You can now change the parameters of the model and resume the simulation from 20 second mark which is captured as the operating point.

For example, you can change the proportional coefficient Kp of the controller for better transient tracking performance.

set_param('massSpringDamperPID_modelFMU/FMU','Kp','500');
simOPResume_1 = Simulink.SimulationInput(model_for_sim);
simOPResume_1 = setModelParameter(simOPResume_1, 'StopTime', '50');
simOPResume_1 = setInitialState(simOPResume_1, initialSim.xFinal);
resumeSim_1 = sim(simOPResume_1);
plotDataNewParam = figure(2);
plotDataNewParam.Name = "System Response";
plot(initialSim.yout{2}.Values, 'r', 'LineWidth', 1.5);
hold on;
plot(initialSim.yout{1}.Values, 'g', 'LineWidth', 1.5);
hold on;
plot(resumeSim.yout{2}.Values, '--r', 'LineWidth', 1.5);
hold on;
plot(resumeSim_1.yout{1}.Values, '--b', 'LineWidth', 1.5);
hold on
plot(initialSim.yout{1}.Values.Time(end), initialSim.yout{1}.Values.Data(end), '*k', 'LineWidth', 1.5);
hold on;
plot(initialSim.yout{2}.Values.Time(end), initialSim.yout{2}.Values.Data(end), '*k', 'LineWidth', 1.5);
hold on
grid minor;
legend('Reference Signal', 'System Response', 'Refernece Signal - remused', 'System Response - resumed with new parameters', 'Location','southeast');

Use Fast Restart for Quicker Iterative Simulations

Fast Restart enables you effectively perform iterative simulations when you do not need to compile the model between successive simulations. For more information about using Fast Restart, see How Fast Restart Improves Iterative Simulations.

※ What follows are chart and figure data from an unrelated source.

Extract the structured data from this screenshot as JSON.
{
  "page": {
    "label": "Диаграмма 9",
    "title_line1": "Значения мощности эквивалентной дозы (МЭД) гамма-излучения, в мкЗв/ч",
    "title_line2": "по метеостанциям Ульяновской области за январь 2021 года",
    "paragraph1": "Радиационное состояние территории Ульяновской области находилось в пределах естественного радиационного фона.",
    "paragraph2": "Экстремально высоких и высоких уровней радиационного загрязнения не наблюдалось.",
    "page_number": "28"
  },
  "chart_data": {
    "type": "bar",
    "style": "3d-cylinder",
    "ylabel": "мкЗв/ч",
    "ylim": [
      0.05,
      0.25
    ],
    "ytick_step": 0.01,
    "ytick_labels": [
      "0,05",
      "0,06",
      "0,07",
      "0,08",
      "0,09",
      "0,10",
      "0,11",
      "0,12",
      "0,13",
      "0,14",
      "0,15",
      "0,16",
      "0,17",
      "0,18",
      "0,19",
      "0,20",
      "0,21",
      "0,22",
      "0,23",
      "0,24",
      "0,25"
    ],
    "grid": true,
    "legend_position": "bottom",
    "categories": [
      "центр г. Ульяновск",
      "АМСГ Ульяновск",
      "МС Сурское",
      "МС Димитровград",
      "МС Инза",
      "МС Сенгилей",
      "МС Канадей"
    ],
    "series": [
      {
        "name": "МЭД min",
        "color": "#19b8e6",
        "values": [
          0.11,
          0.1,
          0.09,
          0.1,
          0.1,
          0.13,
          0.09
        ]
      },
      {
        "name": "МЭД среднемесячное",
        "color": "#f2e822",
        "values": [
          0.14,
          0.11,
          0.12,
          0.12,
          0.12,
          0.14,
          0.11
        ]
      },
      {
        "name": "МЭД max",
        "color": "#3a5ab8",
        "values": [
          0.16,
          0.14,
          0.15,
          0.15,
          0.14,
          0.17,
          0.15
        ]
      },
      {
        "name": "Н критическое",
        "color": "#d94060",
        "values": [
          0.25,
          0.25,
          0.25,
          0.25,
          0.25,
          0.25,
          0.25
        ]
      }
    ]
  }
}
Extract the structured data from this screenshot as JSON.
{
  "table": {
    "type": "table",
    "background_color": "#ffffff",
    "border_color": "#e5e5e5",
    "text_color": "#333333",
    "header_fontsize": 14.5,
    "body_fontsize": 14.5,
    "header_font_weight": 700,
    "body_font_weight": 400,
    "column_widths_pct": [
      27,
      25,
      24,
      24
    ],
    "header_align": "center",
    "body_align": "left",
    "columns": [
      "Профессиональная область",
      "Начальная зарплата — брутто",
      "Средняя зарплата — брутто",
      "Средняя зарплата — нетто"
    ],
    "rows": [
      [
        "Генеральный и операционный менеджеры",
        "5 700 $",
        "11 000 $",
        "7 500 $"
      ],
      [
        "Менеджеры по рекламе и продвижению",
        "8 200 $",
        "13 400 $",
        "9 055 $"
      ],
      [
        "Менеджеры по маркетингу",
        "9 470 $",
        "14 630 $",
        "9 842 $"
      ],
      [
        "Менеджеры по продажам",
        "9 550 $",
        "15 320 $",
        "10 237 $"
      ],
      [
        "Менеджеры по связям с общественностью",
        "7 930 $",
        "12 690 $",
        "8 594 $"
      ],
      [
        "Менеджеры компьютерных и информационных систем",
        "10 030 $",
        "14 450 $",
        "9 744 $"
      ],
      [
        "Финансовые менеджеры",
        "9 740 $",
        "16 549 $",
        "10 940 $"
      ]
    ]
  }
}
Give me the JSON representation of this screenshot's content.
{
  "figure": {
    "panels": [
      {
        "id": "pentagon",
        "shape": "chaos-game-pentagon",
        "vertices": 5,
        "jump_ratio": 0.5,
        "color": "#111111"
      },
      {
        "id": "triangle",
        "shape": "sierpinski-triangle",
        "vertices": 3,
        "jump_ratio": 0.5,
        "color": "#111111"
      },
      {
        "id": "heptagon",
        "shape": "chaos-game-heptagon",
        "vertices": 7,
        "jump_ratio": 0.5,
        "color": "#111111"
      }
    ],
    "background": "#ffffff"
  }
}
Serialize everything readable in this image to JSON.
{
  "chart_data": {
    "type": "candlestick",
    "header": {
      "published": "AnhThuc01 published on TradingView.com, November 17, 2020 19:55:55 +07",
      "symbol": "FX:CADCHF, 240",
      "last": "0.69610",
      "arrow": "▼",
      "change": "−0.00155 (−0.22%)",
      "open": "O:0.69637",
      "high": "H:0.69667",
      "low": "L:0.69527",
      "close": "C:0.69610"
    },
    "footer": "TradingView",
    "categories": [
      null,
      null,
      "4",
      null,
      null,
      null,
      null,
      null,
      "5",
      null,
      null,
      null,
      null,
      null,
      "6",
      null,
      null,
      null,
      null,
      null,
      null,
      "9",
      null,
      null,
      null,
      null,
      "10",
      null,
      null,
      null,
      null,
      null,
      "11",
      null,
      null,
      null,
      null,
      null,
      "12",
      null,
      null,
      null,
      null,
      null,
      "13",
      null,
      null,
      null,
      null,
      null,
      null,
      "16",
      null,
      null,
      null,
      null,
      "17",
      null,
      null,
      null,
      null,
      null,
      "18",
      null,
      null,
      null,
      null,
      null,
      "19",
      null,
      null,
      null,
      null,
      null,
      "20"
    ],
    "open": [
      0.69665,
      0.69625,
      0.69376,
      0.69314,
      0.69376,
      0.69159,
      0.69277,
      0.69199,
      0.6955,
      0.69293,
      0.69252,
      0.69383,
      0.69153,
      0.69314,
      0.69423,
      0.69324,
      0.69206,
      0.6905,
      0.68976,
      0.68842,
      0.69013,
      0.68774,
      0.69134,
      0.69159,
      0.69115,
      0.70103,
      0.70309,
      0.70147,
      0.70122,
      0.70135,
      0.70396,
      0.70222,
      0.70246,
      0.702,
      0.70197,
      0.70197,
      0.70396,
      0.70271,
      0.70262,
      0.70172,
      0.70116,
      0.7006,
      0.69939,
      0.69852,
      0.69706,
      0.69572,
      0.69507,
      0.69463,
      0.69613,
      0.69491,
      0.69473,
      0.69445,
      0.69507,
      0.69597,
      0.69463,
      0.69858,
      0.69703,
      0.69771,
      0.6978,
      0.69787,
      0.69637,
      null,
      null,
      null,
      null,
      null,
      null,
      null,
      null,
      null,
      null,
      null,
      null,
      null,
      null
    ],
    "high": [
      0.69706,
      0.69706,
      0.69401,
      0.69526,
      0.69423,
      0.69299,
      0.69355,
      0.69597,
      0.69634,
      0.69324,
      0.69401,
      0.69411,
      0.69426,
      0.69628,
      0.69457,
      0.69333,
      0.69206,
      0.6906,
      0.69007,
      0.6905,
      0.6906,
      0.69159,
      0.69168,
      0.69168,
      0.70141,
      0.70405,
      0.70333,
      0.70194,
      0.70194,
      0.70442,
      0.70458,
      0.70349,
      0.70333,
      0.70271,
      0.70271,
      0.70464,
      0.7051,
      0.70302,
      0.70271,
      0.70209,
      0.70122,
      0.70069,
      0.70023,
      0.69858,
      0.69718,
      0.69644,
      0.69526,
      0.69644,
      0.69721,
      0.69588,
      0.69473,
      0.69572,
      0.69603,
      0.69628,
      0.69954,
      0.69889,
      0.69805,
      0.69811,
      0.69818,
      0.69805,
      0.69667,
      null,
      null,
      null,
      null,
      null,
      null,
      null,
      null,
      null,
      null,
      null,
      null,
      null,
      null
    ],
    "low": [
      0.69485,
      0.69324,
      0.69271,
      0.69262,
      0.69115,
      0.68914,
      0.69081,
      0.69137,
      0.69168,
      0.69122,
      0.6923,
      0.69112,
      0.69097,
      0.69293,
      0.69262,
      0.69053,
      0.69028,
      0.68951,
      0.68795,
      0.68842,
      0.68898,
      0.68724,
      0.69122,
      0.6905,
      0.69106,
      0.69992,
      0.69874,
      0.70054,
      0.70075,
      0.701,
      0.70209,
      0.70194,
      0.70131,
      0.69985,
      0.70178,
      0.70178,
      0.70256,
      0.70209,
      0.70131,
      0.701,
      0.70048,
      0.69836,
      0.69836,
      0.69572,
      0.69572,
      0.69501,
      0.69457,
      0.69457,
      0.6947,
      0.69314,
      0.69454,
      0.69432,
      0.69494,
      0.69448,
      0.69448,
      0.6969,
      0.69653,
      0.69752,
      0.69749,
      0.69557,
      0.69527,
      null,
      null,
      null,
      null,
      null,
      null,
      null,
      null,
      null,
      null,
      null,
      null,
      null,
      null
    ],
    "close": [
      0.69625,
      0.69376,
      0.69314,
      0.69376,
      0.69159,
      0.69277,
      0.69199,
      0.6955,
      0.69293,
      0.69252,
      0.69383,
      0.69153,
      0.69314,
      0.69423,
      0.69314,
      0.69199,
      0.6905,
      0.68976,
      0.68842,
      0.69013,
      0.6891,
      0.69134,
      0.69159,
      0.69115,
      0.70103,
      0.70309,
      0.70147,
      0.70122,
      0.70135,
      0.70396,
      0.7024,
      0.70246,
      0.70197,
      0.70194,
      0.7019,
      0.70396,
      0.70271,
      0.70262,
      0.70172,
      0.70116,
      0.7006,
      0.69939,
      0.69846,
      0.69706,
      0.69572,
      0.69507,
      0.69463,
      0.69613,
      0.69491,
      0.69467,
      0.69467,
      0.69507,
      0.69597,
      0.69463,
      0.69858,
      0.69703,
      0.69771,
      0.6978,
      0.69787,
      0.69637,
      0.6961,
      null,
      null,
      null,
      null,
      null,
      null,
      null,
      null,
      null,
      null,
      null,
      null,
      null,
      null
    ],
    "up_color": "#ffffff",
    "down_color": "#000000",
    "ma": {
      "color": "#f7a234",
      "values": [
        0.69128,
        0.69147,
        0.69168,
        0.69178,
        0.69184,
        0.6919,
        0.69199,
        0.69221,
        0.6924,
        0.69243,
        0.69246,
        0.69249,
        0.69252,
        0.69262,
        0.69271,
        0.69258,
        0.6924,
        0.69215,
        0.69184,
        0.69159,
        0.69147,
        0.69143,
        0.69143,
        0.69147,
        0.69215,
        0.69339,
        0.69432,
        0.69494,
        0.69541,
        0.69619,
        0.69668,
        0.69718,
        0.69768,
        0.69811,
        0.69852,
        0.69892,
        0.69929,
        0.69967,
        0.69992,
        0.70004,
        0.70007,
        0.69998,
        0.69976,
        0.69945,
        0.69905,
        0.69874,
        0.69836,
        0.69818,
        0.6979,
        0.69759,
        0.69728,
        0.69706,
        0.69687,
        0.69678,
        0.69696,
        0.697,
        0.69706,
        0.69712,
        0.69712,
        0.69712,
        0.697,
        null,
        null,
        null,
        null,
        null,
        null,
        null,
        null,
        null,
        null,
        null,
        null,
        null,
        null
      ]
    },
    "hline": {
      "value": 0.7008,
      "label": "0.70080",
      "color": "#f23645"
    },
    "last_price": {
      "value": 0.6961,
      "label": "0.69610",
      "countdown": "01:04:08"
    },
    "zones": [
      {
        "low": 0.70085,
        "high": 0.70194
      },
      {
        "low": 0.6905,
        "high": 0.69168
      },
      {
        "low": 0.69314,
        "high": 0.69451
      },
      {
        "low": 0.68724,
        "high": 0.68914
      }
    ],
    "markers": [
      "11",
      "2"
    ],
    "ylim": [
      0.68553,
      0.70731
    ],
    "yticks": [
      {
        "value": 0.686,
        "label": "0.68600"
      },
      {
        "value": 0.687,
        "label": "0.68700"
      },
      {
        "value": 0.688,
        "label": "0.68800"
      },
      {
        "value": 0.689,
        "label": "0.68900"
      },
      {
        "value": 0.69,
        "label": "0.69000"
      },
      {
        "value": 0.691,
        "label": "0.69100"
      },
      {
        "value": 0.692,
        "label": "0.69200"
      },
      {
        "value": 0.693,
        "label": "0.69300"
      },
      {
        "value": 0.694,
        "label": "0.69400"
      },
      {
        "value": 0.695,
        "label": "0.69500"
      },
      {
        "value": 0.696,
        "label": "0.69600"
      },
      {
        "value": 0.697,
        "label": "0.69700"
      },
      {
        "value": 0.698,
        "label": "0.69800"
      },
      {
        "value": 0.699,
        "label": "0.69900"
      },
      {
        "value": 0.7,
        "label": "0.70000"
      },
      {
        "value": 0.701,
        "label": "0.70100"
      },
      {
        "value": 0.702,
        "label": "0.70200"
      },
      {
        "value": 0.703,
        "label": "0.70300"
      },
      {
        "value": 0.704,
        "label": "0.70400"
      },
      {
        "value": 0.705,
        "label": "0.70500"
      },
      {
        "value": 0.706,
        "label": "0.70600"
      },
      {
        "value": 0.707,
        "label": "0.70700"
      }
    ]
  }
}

To perform iterative simulations using Fast Restart, first enable fast restart for the model.

set_param(model_for_sim,FastRestart="on");

This compiles the model and prepares it for simulation. You can now run quick iterative simulations without recompiling the model. For example, you can perform a parameter sweep to study the effect of increasing the proportional coefficient Kp for the PID controller.

set_param('massSpringDamperPID_modelFMU/FMU','Kp','1');
set_param('massSpringDamperPID_modelFMU/FMU','Kd','50');
set_param('massSpringDamperPID_modelFMU/FMU','Ki','100');
set_param(model_for_sim, 'StartTime', '0', 'StopTime', '50');
plot_fastRestart = figure(3);
grid minor;
hold on;
kp_array = 50:50:500;
num_kp_array = length(kp_array);
legendEntries = cell(num_kp_array+1,1);
for i = 1:num_kp_array
    set_param('massSpringDamperPID_modelFMU/FMU', 'Kp', num2str(kp_array(i)));
    outFastRestart = sim(model_for_sim);
    plot(outFastRestart.yout{1}.Values, 'LineWidth', 1.2);
    legendEntries{i} = ['Kp = ', num2str(kp_array(i))];
    hold on;
end
plot(outFastRestart.yout{2}.Values, '--k', 'LineWidth', 1.5);
legendEntries{end} = 'Reference Signal';
legend(legendEntries, 'Location','southeast');

Step Forward and Backward Through Simulation

With FMUState enabled, you can also perform backward simulation stepping to step backward through major time steps of your simulation. Doing so helps you analyze and debug your model in Simulink®. To learn more about simulation stepping, see Step Through Simulations Using the Simulink Editor.

The Simulation tab of the Simulink® toolstrip contains Step Forward and Step Back buttons to enable you to perform simulation stepping.

To step back through the simulation, you must first enable stepping back. To enable stepping back, on the Simulation tab of the Simulink® toolstrip, click the Step Back drop down. Click Configure Simulation Stepping from the drop down options. Doing so opens the Simulation Stepping Options dialog box. Select the Enable stepping back check-box in the dialog.

Before you can step back, you must step forward. You cannot step back to a simulation time before the time you enabled stepping back. Click Step Forward twice. Then, click Step Back.